When Sidney Weinberg Jr. died this week, The New York Times described him as part of a family dynasty at Goldman Sachs.
Weinberg joined Goldman in 1965 and headed its investment banking section for a decade. His brother and father were also senior partners.
Yet, like many senior Goldman execs, his reach extended well beyond the office.
Weinberg was a member of two family dynasties in corporate America. His wife, Elizabeth, is a descendant of Amory Houghton Sr., the founder of Corning Inc., which was ruled by the Houghtons for generations.
Amory Houghton Jr.
Elizabeth Houghton Weinberg’s brother, Amory “Amo” Houghton Jr., headed Corning for nearly two decades before being elected to Congress. Another brother, James Houghton, was also chairman and CEO of the company and served on its board until reaching the mandatory retirement age this year.
James Houghton, known as “Jamie,” is probably the most connected member of the current generation. His many titles include chairman of the Metropolitan Museum of Art and trustee of the Pierpont Morgan Library.

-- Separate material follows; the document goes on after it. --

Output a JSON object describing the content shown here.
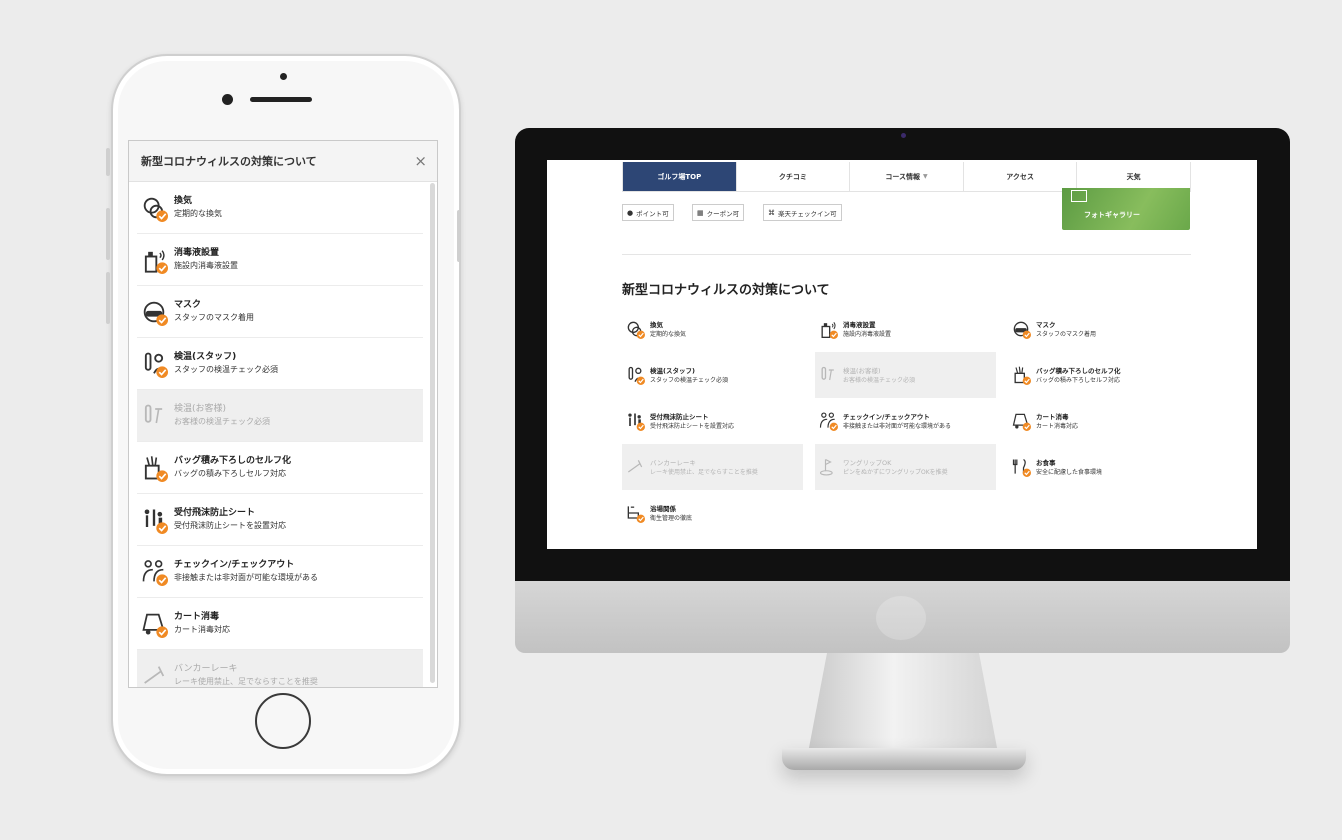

He has also been a director of MetLife and Exxon Mobil, and a fellow of the Harvard Corporation.
The Houghton siblings’ father, Amory Houghton Sr., was U.S. ambassador to France during the Eisenhower administration.
Their grandfather, Alonson B. Houghton, was also a congressman and a diplomat, serving as ambassador to Germany and the United Kingdom.
Yet for all their laurels, none of the above reached the pinnacle of celebrity in the Houghton-Weinberg dynasty.
That honor goes to Katharine Hepburn, daughter of suffragette Katharine Martha Houghton. The actress’s mother was born in Corning, NY, daughter of Alfred A. Houghton and granddaughter of the first Amory Houghton Sr.